Why is the public so reluctant to grasp economic reality? Pull up a chair, and I’ll tell you a story.
In 2016, Gallup polled voters on the economy one week before the election and one week after. During the week preceding the election, with President Obama in the White House and Hillary Clinton widely expected to win, only 16 percent of Republicans thought the economy was improving, compared to 61 percent of Democrats. One week after the election, fully 49 percent of Republicans suddenly thought the economy was improving, compared to only 46 percent of Democrats. Note how much greater this postelection swing was for Republicans: 33 percentage points, compared to 15 for Democrats. It would not, I think, be unscientific to conclude that:
1. In November 2016, whatever you thought about the economy had less to do with the economy than with party affiliation.

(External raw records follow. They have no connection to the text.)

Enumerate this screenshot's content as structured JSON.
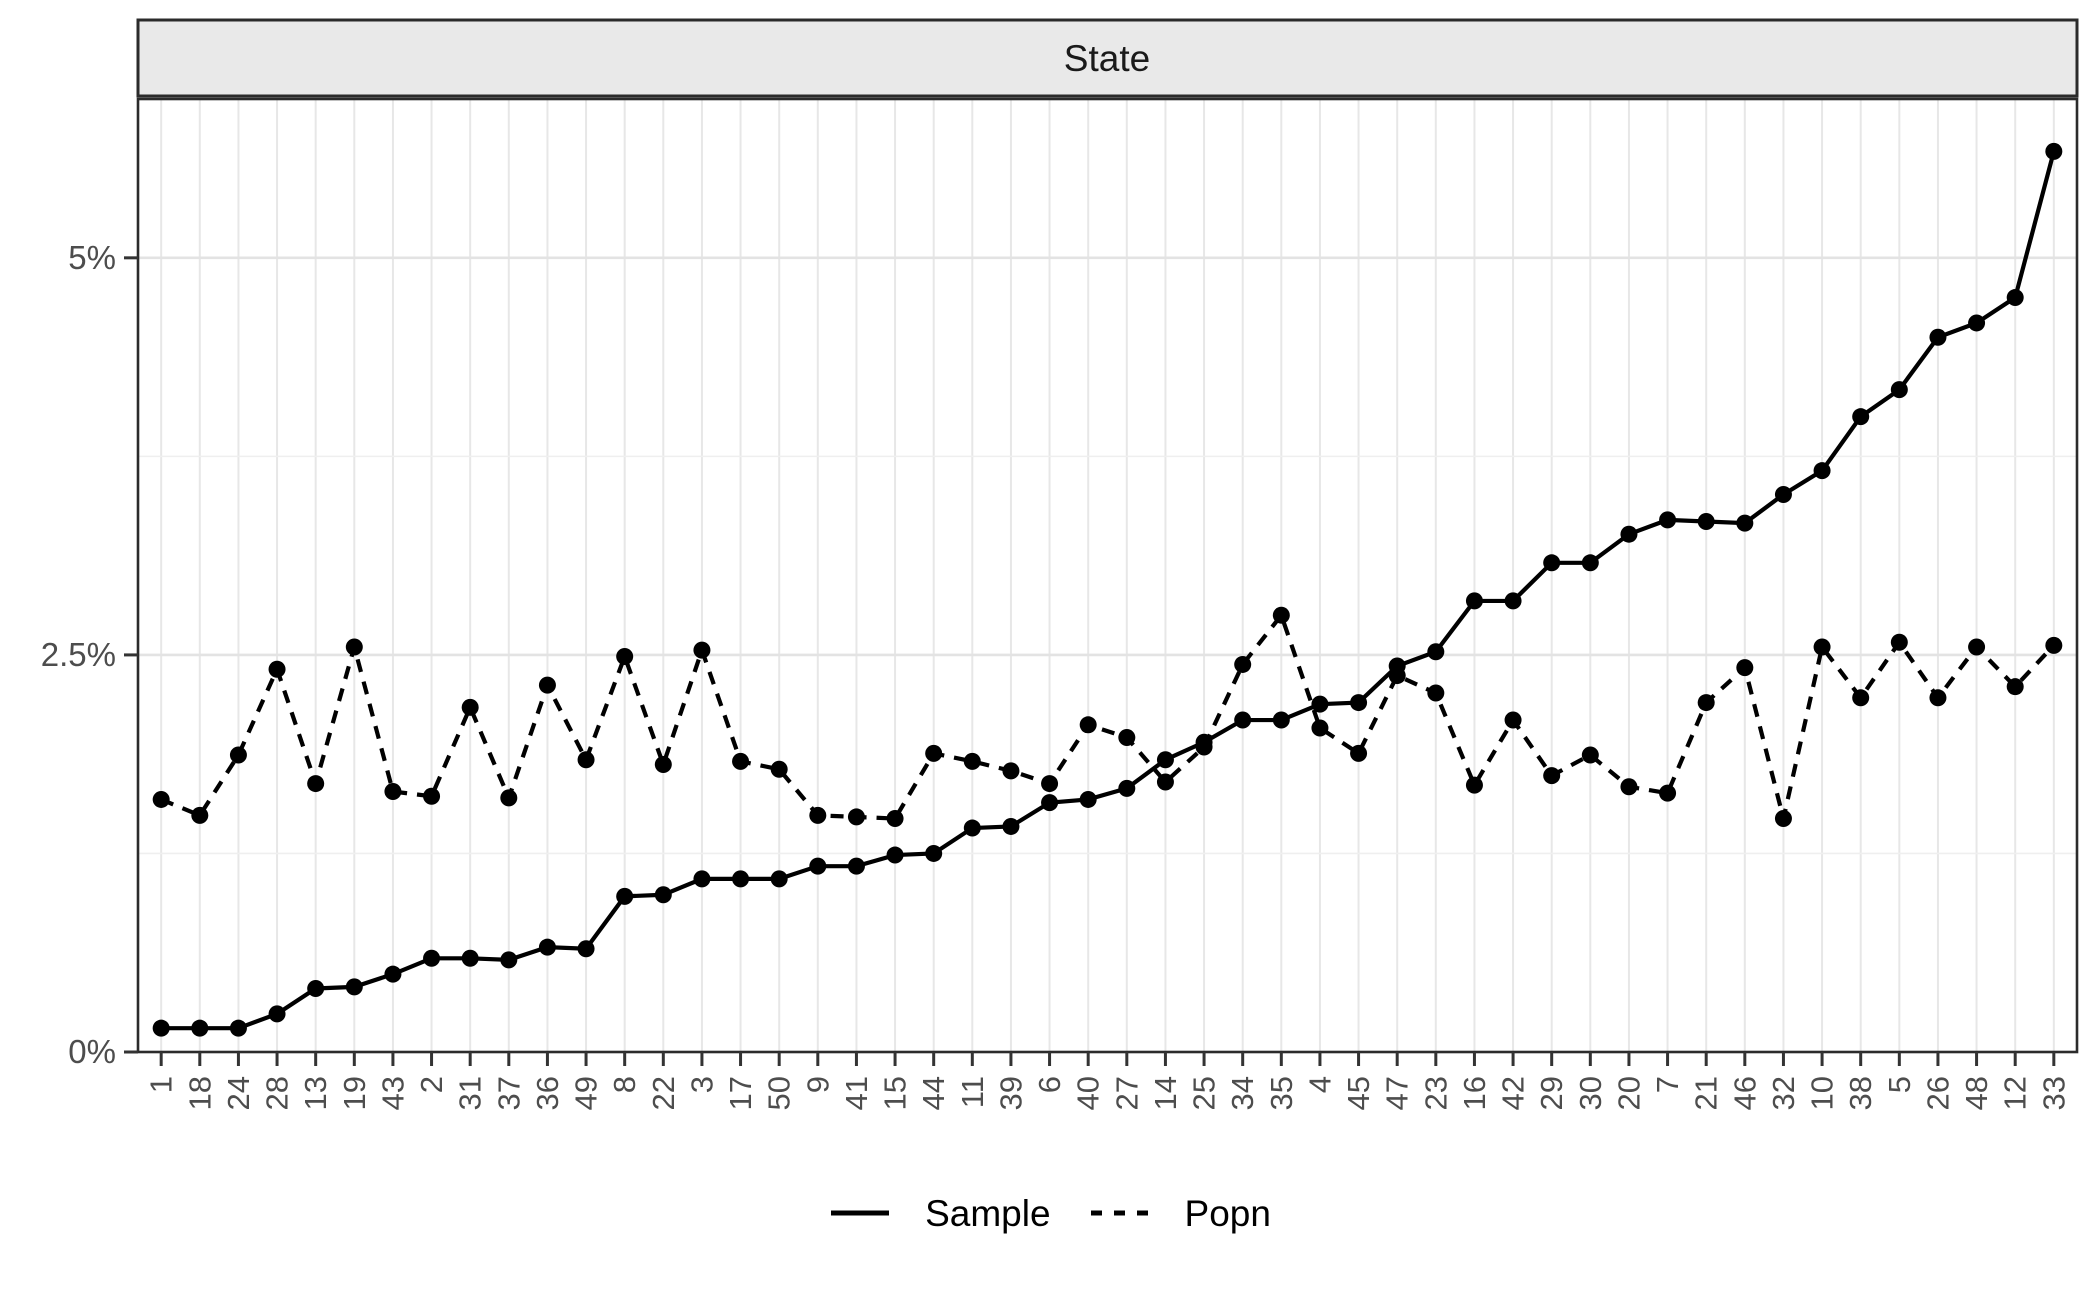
{
  "figure": {
    "strip_title": "State"
  },
  "chart_data": {
    "type": "line",
    "title": "State",
    "xlabel": "",
    "ylabel": "",
    "grid": "on",
    "legend_position": "bottom",
    "categories": [
      "1",
      "18",
      "24",
      "28",
      "13",
      "19",
      "43",
      "2",
      "31",
      "37",
      "36",
      "49",
      "8",
      "22",
      "3",
      "17",
      "50",
      "9",
      "41",
      "15",
      "44",
      "11",
      "39",
      "6",
      "40",
      "27",
      "14",
      "25",
      "34",
      "35",
      "4",
      "45",
      "47",
      "23",
      "16",
      "42",
      "29",
      "30",
      "20",
      "7",
      "21",
      "46",
      "32",
      "10",
      "38",
      "5",
      "26",
      "48",
      "12",
      "33"
    ],
    "series": [
      {
        "name": "Sample",
        "style": "solid",
        "values": [
          0.15,
          0.15,
          0.15,
          0.24,
          0.4,
          0.41,
          0.49,
          0.59,
          0.59,
          0.58,
          0.66,
          0.65,
          0.98,
          0.99,
          1.09,
          1.09,
          1.09,
          1.17,
          1.17,
          1.24,
          1.25,
          1.41,
          1.42,
          1.57,
          1.59,
          1.66,
          1.84,
          1.95,
          2.09,
          2.09,
          2.19,
          2.2,
          2.43,
          2.52,
          2.84,
          2.84,
          3.08,
          3.08,
          3.26,
          3.35,
          3.34,
          3.33,
          3.51,
          3.66,
          4.0,
          4.17,
          4.5,
          4.59,
          4.75,
          5.67
        ]
      },
      {
        "name": "Popn",
        "style": "dashed",
        "values": [
          1.59,
          1.49,
          1.87,
          2.41,
          1.69,
          2.55,
          1.64,
          1.61,
          2.17,
          1.6,
          2.31,
          1.84,
          2.49,
          1.81,
          2.53,
          1.83,
          1.78,
          1.49,
          1.48,
          1.47,
          1.88,
          1.83,
          1.77,
          1.69,
          2.06,
          1.98,
          1.7,
          1.92,
          2.44,
          2.75,
          2.04,
          1.88,
          2.37,
          2.26,
          1.68,
          2.09,
          1.74,
          1.87,
          1.67,
          1.63,
          2.2,
          2.42,
          1.47,
          2.55,
          2.23,
          2.58,
          2.23,
          2.55,
          2.3,
          2.56
        ]
      }
    ],
    "y_ticks": [
      {
        "value": 0,
        "label": "0%"
      },
      {
        "value": 2.5,
        "label": "2.5%"
      },
      {
        "value": 5,
        "label": "5%"
      }
    ],
    "y_minor": [
      1.25,
      3.75
    ],
    "ylim": [
      0,
      6.0
    ],
    "colors": {
      "series": "#000000",
      "axis_text": "#4D4D4D",
      "tick_mark": "#333333",
      "strip_bg": "#E9E9E9",
      "strip_text": "#1A1A1A",
      "strip_border": "#2B2B2B",
      "panel_border": "#2B2B2B",
      "grid_major": "#E3E3E3",
      "grid_minor": "#EFEFEF",
      "grid_vertical": "#E7E7E7",
      "background": "#FFFFFF"
    }
  }
}
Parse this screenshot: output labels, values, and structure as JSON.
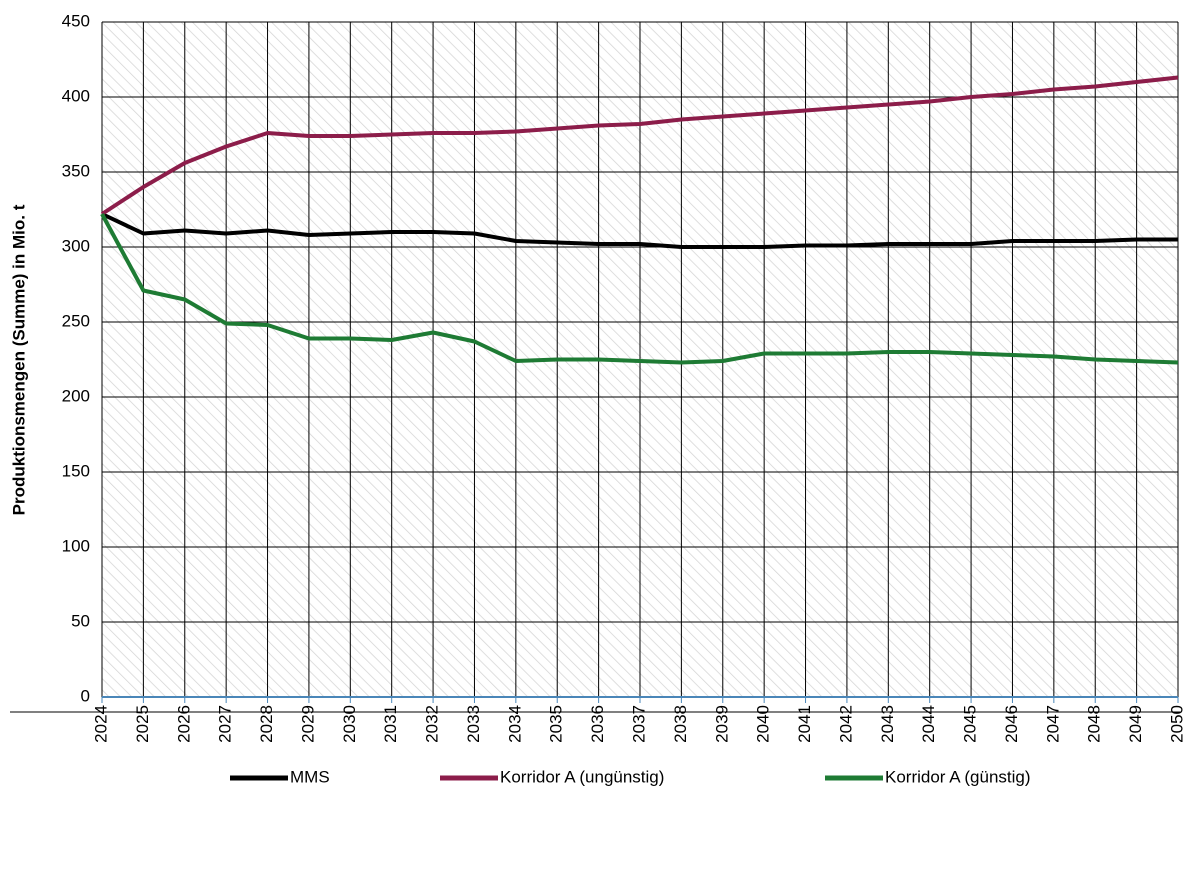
{
  "chart_data": {
    "type": "line",
    "y_label": "Produktionsmengen (Summe) in Mio. t",
    "x": [
      2024,
      2025,
      2026,
      2027,
      2028,
      2029,
      2030,
      2031,
      2032,
      2033,
      2034,
      2035,
      2036,
      2037,
      2038,
      2039,
      2040,
      2041,
      2042,
      2043,
      2044,
      2045,
      2046,
      2047,
      2048,
      2049,
      2050
    ],
    "xlim": [
      2024,
      2050
    ],
    "xticks": [
      2024,
      2025,
      2026,
      2027,
      2028,
      2029,
      2030,
      2031,
      2032,
      2033,
      2034,
      2035,
      2036,
      2037,
      2038,
      2039,
      2040,
      2041,
      2042,
      2043,
      2044,
      2045,
      2046,
      2047,
      2048,
      2049,
      2050
    ],
    "ylim": [
      0,
      450
    ],
    "yticks": [
      0,
      50,
      100,
      150,
      200,
      250,
      300,
      350,
      400,
      450
    ],
    "grid": true,
    "legend": "bottom",
    "series": [
      {
        "name": "MMS",
        "color": "#000000",
        "values": [
          322,
          309,
          311,
          309,
          311,
          308,
          309,
          310,
          310,
          309,
          304,
          303,
          302,
          302,
          300,
          300,
          300,
          301,
          301,
          302,
          302,
          302,
          304,
          304,
          304,
          305,
          305
        ]
      },
      {
        "name": "Korridor A (ungünstig)",
        "color": "#8c1d4a",
        "values": [
          322,
          340,
          356,
          367,
          376,
          374,
          374,
          375,
          376,
          376,
          377,
          379,
          381,
          382,
          385,
          387,
          389,
          391,
          393,
          395,
          397,
          400,
          402,
          405,
          407,
          410,
          413
        ]
      },
      {
        "name": "Korridor A (günstig)",
        "color": "#1e7b34",
        "values": [
          322,
          271,
          265,
          249,
          248,
          239,
          239,
          238,
          243,
          237,
          224,
          225,
          225,
          224,
          223,
          224,
          229,
          229,
          229,
          230,
          230,
          229,
          228,
          227,
          225,
          224,
          223
        ]
      }
    ]
  }
}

2. Republicans were twice as mindlessly partisan as Democrats when they opined about economics. My unscientific guess is that the spread has gotten much wider since then.
Now let’s go to the cross-tabulations on last week’s Monmouth University poll. These tell the real story about how voters feel about Bidenomics.
How does voter opinion differ according to party identification on Biden’s handling of jobs and unemployment? So much so as to render the 47–48 percent figure meaningless. Among Democrats, 84 percent approve, in rough approximation to objective reality. Among Republicans, only 15 percent do.
Inflation? Only 5 percent of Republicans approve of how Biden handled that, as against 71 percent of Democrats. If the judgments of both remain less favorable than on jobs and unemployment, that’s because inflation, though greatly diminished, remains above the Fed’s target level of 2 percent (though if you ask me, 3 percent inflation is pretty low).
The inescapable conclusion is that when you ask somebody whether the economy is doing well, you won’t get an answer about the economy. You may not even get an answer about that individual’s personal experience (which may or may not reflect broader economic trends as compared to one, two, or 10 years ago). Most of the time, you’d be better off just asking, “Are you a Democrat or a Republican?” Because these days, that determines how people—especially Republicans—feel about pretty much everything. If the man on the street sounds like a blowhard, hyperpartisanship explains why. The rest is just noise.